Matches if the target text starts with any listed prefix.

matcher:
  type: prefix
  prefixes: ["sk-", "ghp_", "AKIA"]
  case_insensitive: false

regex

Matches if the pattern finds at least one hit.

matcher:
  type: regex
  pattern: "https?://[^\\s]+\\.(sh|ps1)\\b"
  case_insensitive: true           # Prepends (?i) if not already present

entropy

Matches high-entropy strings (credential detection).

matcher:
  type: entropy
  charset: base64|hex
  threshold: 4.5                   # Shannon entropy bits
  min_length: 20                   # Skip short strings

compound

Boolean combination of child matchers.

matcher:
  type: compound
  operator: and|or                 # Default: or
  matchers:
    - type: keyword
      keywords: ["exec", "spawn"]
    - type: regex
      pattern: "\\$\\{.*\\}"

Fingerprint Rules

Location: sdk/rules/builtin/fingerprints/*.yaml

Fingerprint rules describe HTTP probes that identify AI services on the network. They are evaluated by the scanner module, not by the text-matching engine.

Schema

id: "ollama-api"                   # 3-64 chars, [a-z0-9-]
name: "Ollama API"
description: "Identifies Ollama instances via /api/version endpoint."
version: 2                         # v0.2 fingerprint format
service_kind: OllamaInstance       # Node label for the primary kind

probes:
  - method: GET|HEAD               # v0.2 restricts to read-only methods
    path: /api/version
    headers:                       # Optional request headers
      Accept: application/json
    matchers:
      - type: http_status
        status_code: 200
      - type: json_path
        path: $.version
        exists: true
    captures:                      # Optional: extract values from response
      version: $.version

emit:
  node_kinds:
    - OllamaInstance               # Primary label (MERGE target)
    - AIService                    # Umbrella label (SET)
  properties:
    version: "{capture:version}"
    auth_method: "none"
    is_anonymous_loot: "true"

Probe Execution

All probes in a rule execute sequentially. The rule matches only if every probe succeeds (all its matchers pass). Network errors and non-matching responses yield matched=false without raising an error.

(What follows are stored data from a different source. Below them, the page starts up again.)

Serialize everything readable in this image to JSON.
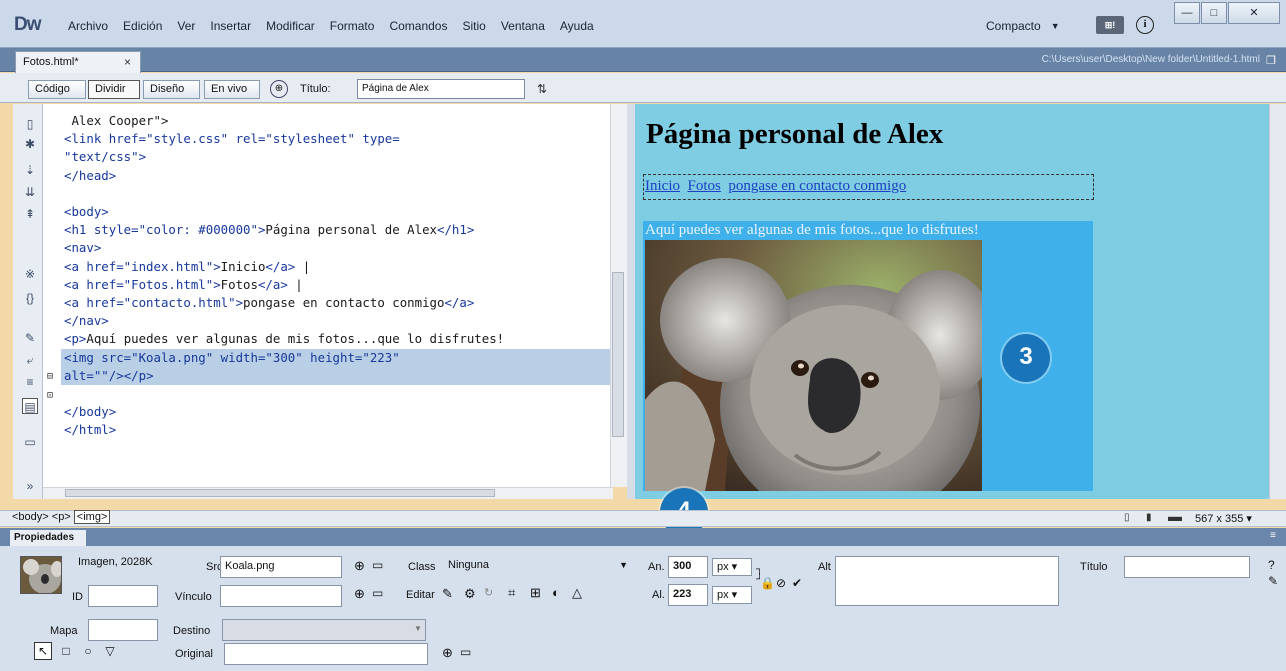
{
  "app": {
    "logo": "Dw",
    "menu": [
      "Archivo",
      "Edición",
      "Ver",
      "Insertar",
      "Modificar",
      "Formato",
      "Comandos",
      "Sitio",
      "Ventana",
      "Ayuda"
    ],
    "layout_mode": "Compacto",
    "sync_label": "⊞!",
    "window_buttons": {
      "minimize": "—",
      "maximize": "□",
      "close": "✕"
    }
  },
  "document": {
    "tab_label": "Fotos.html*",
    "tab_close": "×",
    "path": "C:\\Users\\user\\Desktop\\New folder\\Untitled-1.html"
  },
  "doc_toolbar": {
    "views": [
      "Código",
      "Dividir",
      "Diseño",
      "En vivo"
    ],
    "active_view": "Dividir",
    "title_label": "Título:",
    "title_value": "Página de Alex"
  },
  "code_lines": [
    {
      "segments": [
        {
          "t": " Alex Cooper\">",
          "c": "v"
        }
      ]
    },
    {
      "segments": [
        {
          "t": "<link ",
          "c": "t"
        },
        {
          "t": "href=\"style.css\" rel=\"stylesheet\" type=",
          "c": "a"
        }
      ]
    },
    {
      "segments": [
        {
          "t": "\"text/css\">",
          "c": "a"
        }
      ]
    },
    {
      "segments": [
        {
          "t": "</head>",
          "c": "t"
        }
      ]
    },
    {
      "segments": [
        {
          "t": "",
          "c": "v"
        }
      ]
    },
    {
      "segments": [
        {
          "t": "<body>",
          "c": "t"
        }
      ]
    },
    {
      "segments": [
        {
          "t": "<h1 style=\"color: #000000\">",
          "c": "t"
        },
        {
          "t": "Página personal de Alex",
          "c": "v"
        },
        {
          "t": "</h1>",
          "c": "t"
        }
      ]
    },
    {
      "segments": [
        {
          "t": "<nav>",
          "c": "t"
        }
      ]
    },
    {
      "segments": [
        {
          "t": "<a href=\"index.html\">",
          "c": "t"
        },
        {
          "t": "Inicio",
          "c": "v"
        },
        {
          "t": "</a>",
          "c": "t"
        },
        {
          "t": " |",
          "c": "v"
        }
      ]
    },
    {
      "segments": [
        {
          "t": "<a href=\"Fotos.html\">",
          "c": "t"
        },
        {
          "t": "Fotos",
          "c": "v"
        },
        {
          "t": "</a>",
          "c": "t"
        },
        {
          "t": " |",
          "c": "v"
        }
      ]
    },
    {
      "segments": [
        {
          "t": "<a href=\"contacto.html\">",
          "c": "t"
        },
        {
          "t": "pongase en contacto conmigo",
          "c": "v"
        },
        {
          "t": "</a>",
          "c": "t"
        }
      ]
    },
    {
      "segments": [
        {
          "t": "</nav>",
          "c": "t"
        }
      ]
    },
    {
      "segments": [
        {
          "t": "<p>",
          "c": "t"
        },
        {
          "t": "Aquí puedes ver algunas de mis fotos...que lo disfrutes!",
          "c": "v"
        }
      ]
    },
    {
      "segments": [
        {
          "t": "<img src=\"Koala.png\" width=\"300\" height=\"223\"",
          "c": "t"
        }
      ],
      "selected": true
    },
    {
      "segments": [
        {
          "t": "alt=\"\"/>",
          "c": "t"
        },
        {
          "t": "</p>",
          "c": "t"
        }
      ],
      "selected": true
    },
    {
      "segments": [
        {
          "t": "",
          "c": "v"
        }
      ]
    },
    {
      "segments": [
        {
          "t": "</body>",
          "c": "t"
        }
      ]
    },
    {
      "segments": [
        {
          "t": "</html>",
          "c": "t"
        }
      ]
    }
  ],
  "design": {
    "heading": "Página personal de Alex",
    "nav_links": [
      "Inicio",
      "Fotos",
      "pongase en contacto conmigo"
    ],
    "paragraph": "Aquí puedes ver algunas de mis fotos...que lo disfrutes!"
  },
  "callouts": {
    "c3": "3",
    "c4": "4"
  },
  "status": {
    "tag_selector": [
      "<body>",
      "<p>",
      "<img>"
    ],
    "window_size": "567 x 355 ▾"
  },
  "properties": {
    "panel_title": "Propiedades",
    "element_type": "Imagen, 2028K",
    "id_label": "ID",
    "id_value": "",
    "src_label": "Src",
    "src_value": "Koala.png",
    "class_label": "Class",
    "class_value": "Ninguna",
    "width_label": "An.",
    "width_value": "300",
    "height_label": "Al.",
    "height_value": "223",
    "unit": "px",
    "alt_label": "Alt",
    "alt_value": "",
    "title_label": "Título",
    "title_value": "",
    "link_label": "Vínculo",
    "link_value": "",
    "edit_label": "Editar",
    "map_label": "Mapa",
    "map_value": "",
    "target_label": "Destino",
    "target_value": "",
    "original_label": "Original",
    "original_value": ""
  },
  "colors": {
    "design_bg": "#7fcde3",
    "paragraph_bg": "#3fb0ea",
    "callout": "#1a74b9",
    "selection": "#b9cfe6"
  }
}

Probes are limited to GET and HEAD methods (read-only contract). Response bodies are capped at 1 MiB.

Fingerprint Matcher Types

http_status

- type: http_status
  status_code: 200                 # Exact match
  # OR
  status_range: "2xx"              # Accepts: "2xx", "200-299", or single "200"

http_header

- type: http_header
  name: Content-Type
  value: application/json          # Substring match
  case_insensitive: true
  # OR
  pattern: "ollama|Ollama"         # Regex match (overrides value)

body_equals

- type: body_equals
  value: "OK"                      # Exact match after trimming trailing whitespace

body_contains

- type: body_contains
  value: "litellm"
  case_insensitive: true

body_regex

- type: body_regex
  pattern: "\"version\"\\s*:\\s*\"\\d+\\.\\d+"

json_path

Minimal JSONPath subset: $, $.field, $.field.subfield. No array indices or filters.

- type: json_path
  path: $.version
  exists: true                     # Just check existence
  # OR
  equals: "0.1.0"                  # Exact string match
  # OR
  regex: "^\\d+\\.\\d+"           # Regex against stringified value

Captures and Property Templates

Captures extract values from probe responses for use in emitted node properties:

captures:
  version: $.version               # JSONPath expression
  model_count: $.models.length     # (future: not yet supported)

In emit.properties, use {capture:NAME} placeholders:

emit:
  properties:
    version: "{capture:version}"
    endpoint: "{capture:endpoint}"

Unresolved placeholders are preserved as-is in the output (makes misnamed captures visible). Captures not referenced in the template still appear as properties automatically.

Bundle Override

Operators can ship custom fingerprint rules via --rules-bundle <path>. Same-id rules from the bundle override the embedded set. The bundle must be a directory of YAML files or a .tar.gz archive. Verify cosign signature before use.